Aegean Olive vs Gloucester Sage
Both from Benjamin Moore's palette. These are both greige-greys, so the question isn't which hue to choose — it's where within greige-grey to land. Gloucester Sage (LRV 19) reflects noticeably more light than Aegean Olive (LRV 12), a difference of 8 points that becomes especially apparent in rooms with limited natural light. Both lean yellow, so they'll behave similarly in mixed or changing light conditions. With a ΔE of 12.0, the contrast is hard to miss. These aren't variations on a theme — they're two different answers to the same question. Below you'll find 1 real-room photo comparison where both colors appear side by side, plus 5 simulated room previews.

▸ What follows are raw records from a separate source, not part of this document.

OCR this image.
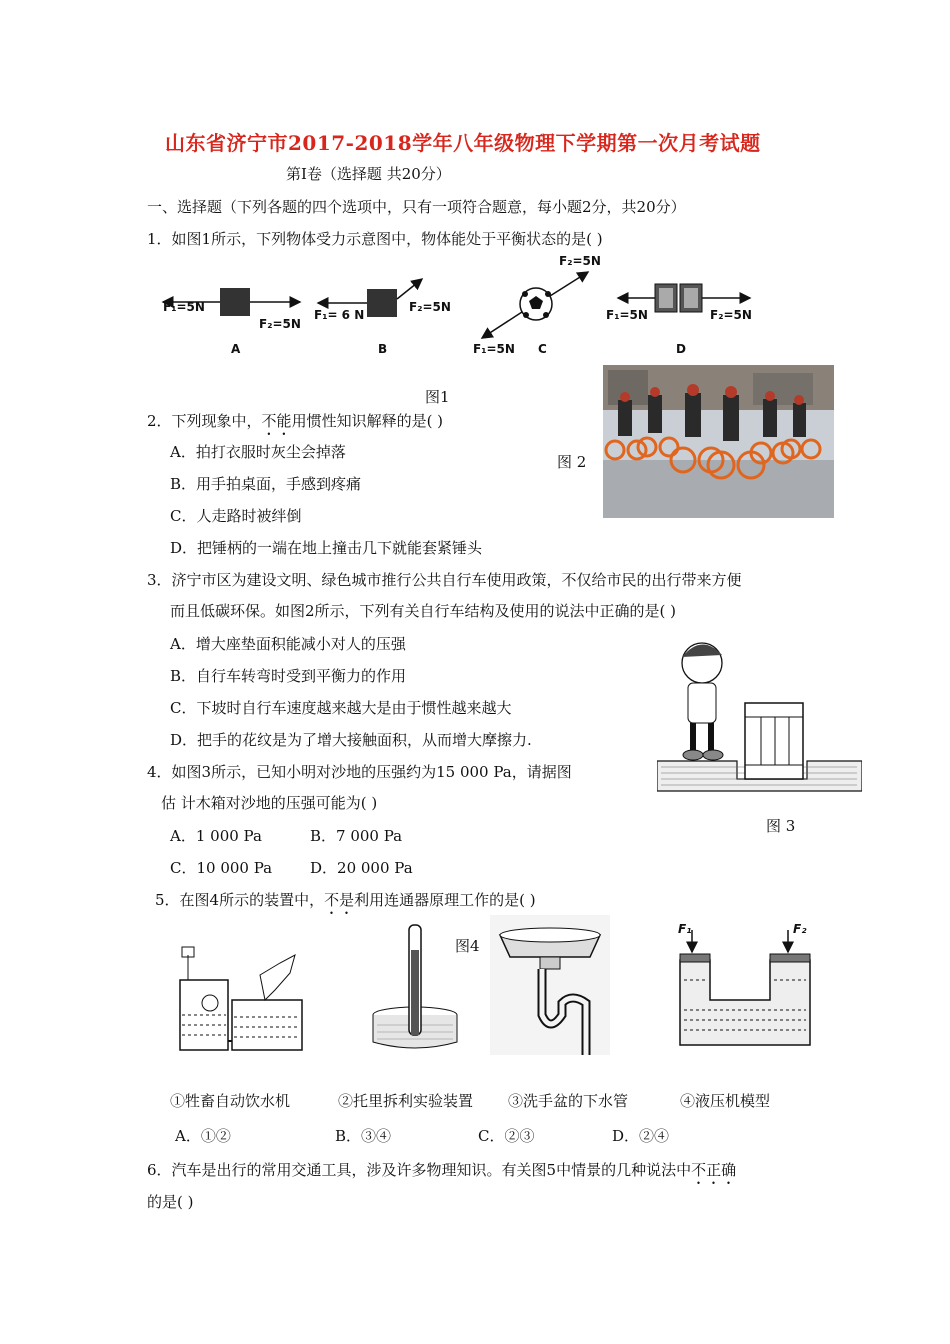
山东省济宁市2017-2018学年八年级物理下学期第一次月考试题
第I卷（选择题 共20分）
一、选择题（下列各题的四个选项中，只有一项符合题意，每小题2分，共20分）
1．如图1所示，下列物体受力示意图中，物体能处于平衡状态的是( )
F₁=5N
F₂=5N
A
F₁= 6 N
F₂=5N
B
F₂=5N
F₁=5N C
F₁=5N	F₂=5N
D
图1
图 2
2．下列现象中，不能用惯性知识解释的是( )
A．拍打衣服时灰尘会掉落
B．用手拍桌面，手感到疼痛
C．人走路时被绊倒
D．把锤柄的一端在地上撞击几下就能套紧锤头
3．济宁市区为建设文明、绿色城市推行公共自行车使用政策，不仅给市民的出行带来方便
而且低碳环保。如图2所示，下列有关自行车结构及使用的说法中正确的是( )
A．增大座垫面积能减小对人的压强
B．自行车转弯时受到平衡力的作用
C．下坡时自行车速度越来越大是由于惯性越来越大
D．把手的花纹是为了增大接触面积，从而增大摩擦力.
图 3
4．如图3所示，已知小明对沙地的压强约为15 000 Pa，请据图
估 计木箱对沙地的压强可能为( )
A．1 000 Pa	B．7 000 Pa
C．10 000 Pa	D．20 000 Pa
5．在图4所示的装置中，不是利用连通器原理工作的是( )
图4
F₁	F₂
①牲畜自动饮水机	②托里拆利实验装置 ③洗手盆的下水管	④液压机模型
A．①②	B．③④	C．②③	D．②④
6．汽车是出行的常用交通工具，涉及许多物理知识。有关图5中情景的几种说法中不正确
的是( )
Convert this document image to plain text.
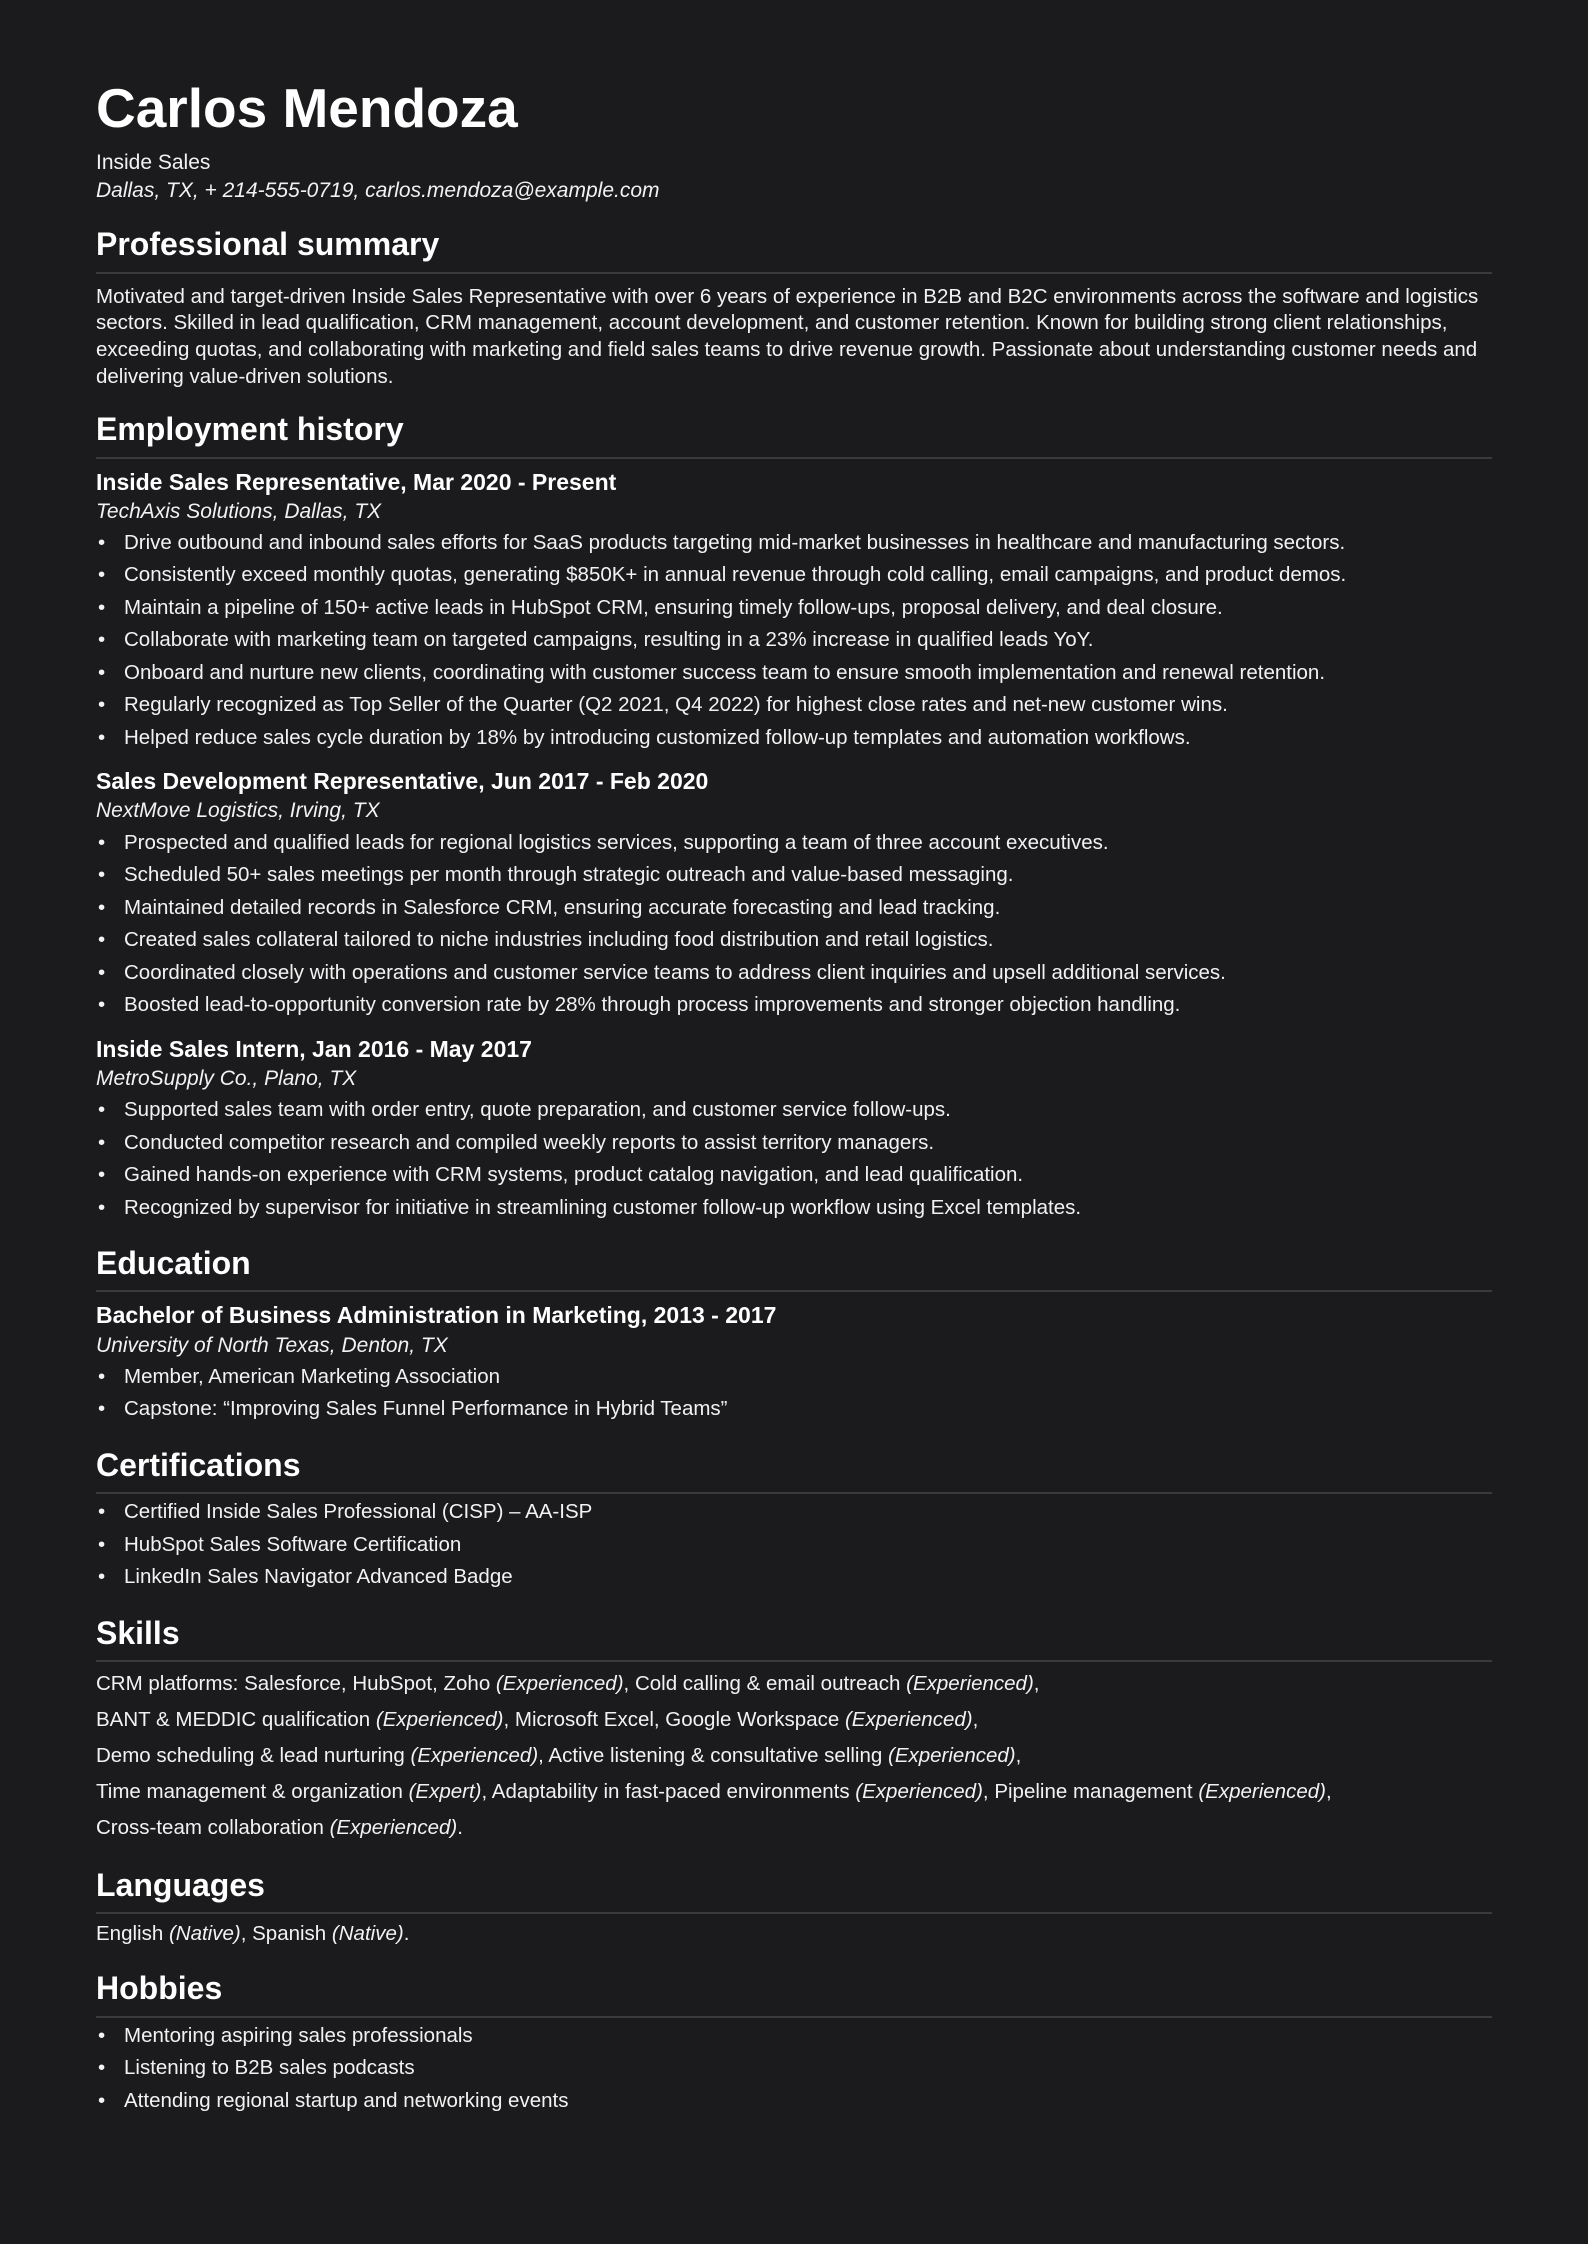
Carlos Mendoza
Inside Sales
Dallas, TX, + 214-555-0719, carlos.mendoza@example.com
Professional summary
Motivated and target-driven Inside Sales Representative with over 6 years of experience in B2B and B2C environments across the software and logistics sectors. Skilled in lead qualification, CRM management, account development, and customer retention. Known for building strong client relationships, exceeding quotas, and collaborating with marketing and field sales teams to drive revenue growth. Passionate about understanding customer needs and delivering value-driven solutions.
Employment history
Inside Sales Representative, Mar 2020 - Present
TechAxis Solutions, Dallas, TX
• Drive outbound and inbound sales efforts for SaaS products targeting mid-market businesses in healthcare and manufacturing sectors.
• Consistently exceed monthly quotas, generating $850K+ in annual revenue through cold calling, email campaigns, and product demos.
• Maintain a pipeline of 150+ active leads in HubSpot CRM, ensuring timely follow-ups, proposal delivery, and deal closure.
• Collaborate with marketing team on targeted campaigns, resulting in a 23% increase in qualified leads YoY.
• Onboard and nurture new clients, coordinating with customer success team to ensure smooth implementation and renewal retention.
• Regularly recognized as Top Seller of the Quarter (Q2 2021, Q4 2022) for highest close rates and net-new customer wins.
• Helped reduce sales cycle duration by 18% by introducing customized follow-up templates and automation workflows.
Sales Development Representative, Jun 2017 - Feb 2020
NextMove Logistics, Irving, TX
• Prospected and qualified leads for regional logistics services, supporting a team of three account executives.
• Scheduled 50+ sales meetings per month through strategic outreach and value-based messaging.
• Maintained detailed records in Salesforce CRM, ensuring accurate forecasting and lead tracking.
• Created sales collateral tailored to niche industries including food distribution and retail logistics.
• Coordinated closely with operations and customer service teams to address client inquiries and upsell additional services.
• Boosted lead-to-opportunity conversion rate by 28% through process improvements and stronger objection handling.
Inside Sales Intern, Jan 2016 - May 2017
MetroSupply Co., Plano, TX
• Supported sales team with order entry, quote preparation, and customer service follow-ups.
• Conducted competitor research and compiled weekly reports to assist territory managers.
• Gained hands-on experience with CRM systems, product catalog navigation, and lead qualification.
• Recognized by supervisor for initiative in streamlining customer follow-up workflow using Excel templates.
Education
Bachelor of Business Administration in Marketing, 2013 - 2017
University of North Texas, Denton, TX
• Member, American Marketing Association
• Capstone: “Improving Sales Funnel Performance in Hybrid Teams”
Certifications
• Certified Inside Sales Professional (CISP) – AA-ISP
• HubSpot Sales Software Certification
• LinkedIn Sales Navigator Advanced Badge
Skills
CRM platforms: Salesforce, HubSpot, Zoho (Experienced), Cold calling & email outreach (Experienced),
BANT & MEDDIC qualification (Experienced), Microsoft Excel, Google Workspace (Experienced),
Demo scheduling & lead nurturing (Experienced), Active listening & consultative selling (Experienced),
Time management & organization (Expert), Adaptability in fast-paced environments (Experienced), Pipeline management (Experienced),
Cross-team collaboration (Experienced).
Languages
English (Native), Spanish (Native).
Hobbies
• Mentoring aspiring sales professionals
• Listening to B2B sales podcasts
• Attending regional startup and networking events
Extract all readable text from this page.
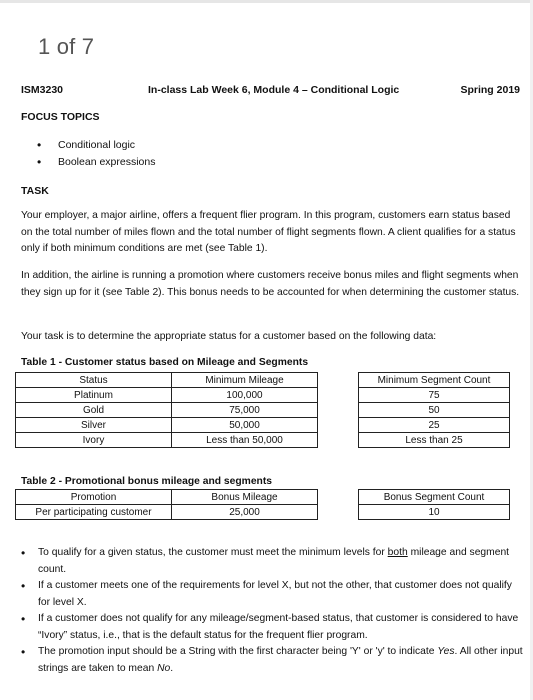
1 of 7
ISM3230	In-class Lab Week 6, Module 4 – Conditional Logic	Spring 2019
FOCUS TOPICS
• Conditional logic
• Boolean expressions
TASK

Your employer, a major airline, offers a frequent flier program. In this program, customers earn status based on the total number of miles flown and the total number of flight segments flown. A client qualifies for a status only if both minimum conditions are met (see Table 1).

In addition, the airline is running a promotion where customers receive bonus miles and flight segments when they sign up for it (see Table 2). This bonus needs to be accounted for when determining the customer status.

Your task is to determine the appropriate status for a customer based on the following data:

Table 1 - Customer status based on Mileage and Segments
Status	Minimum Mileage		Minimum Segment Count
Platinum	100,000		75
Gold	75,000		50
Silver	50,000		25
Ivory	Less than 50,000		Less than 25
Table 2 - Promotional bonus mileage and segments
Promotion	Bonus Mileage		Bonus Segment Count
Per participating customer	25,000		10
• To qualify for a given status, the customer must meet the minimum levels for both mileage and segment count.
• If a customer meets one of the requirements for level X, but not the other, that customer does not qualify for level X.
• If a customer does not qualify for any mileage/segment-based status, that customer is considered to have “Ivory” status, i.e., that is the default status for the frequent flier program.
• The promotion input should be a String with the first character being 'Y' or 'y' to indicate Yes. All other input strings are taken to mean No.
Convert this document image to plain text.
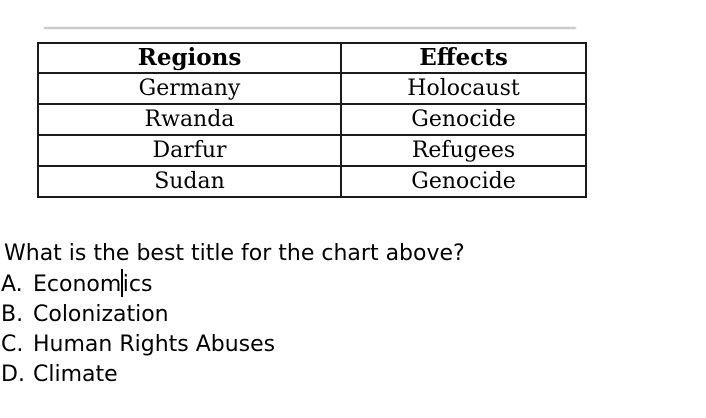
Regions	Effects
Germany	Holocaust
Rwanda	Genocide
Darfur	Refugees
Sudan	Genocide
What is the best title for the chart above?
A. Economics
B. Colonization
C. Human Rights Abuses
D. Climate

Aegean Olive vs Gloucester Sage in Real Spaces
1 real room side by side. Seeing Aegean Olive and Gloucester Sage in actual rooms makes the difference concrete; browse the spaces below to get a feel for how each color lives on a wall.
Living Room
In a living room, color works across both daylight and evening light — the same wall can read very differently at noon and at 8pm. The brightness difference is modest but present — Gloucester Sage gives the walls a little more lift.
Color Details
Aegean Olive vs Gloucester Sage Simulated Comparison
5 simulated room previews — drag the slider on each to see Aegean Olive on one side and Gloucester Sage on the other.
Digital color is approximate. These simulations are generated from the manufacturer's hex values and overlaid on grayscale room photos — your screen's calibration, brightness, and viewing angle all affect how they render. Before committing to either color, test physical samples in your own space under the light you actually live with.
More Aegean Olive comparisons
See how Aegean Olive stacks up against other well-photographed colors across different brands and tones.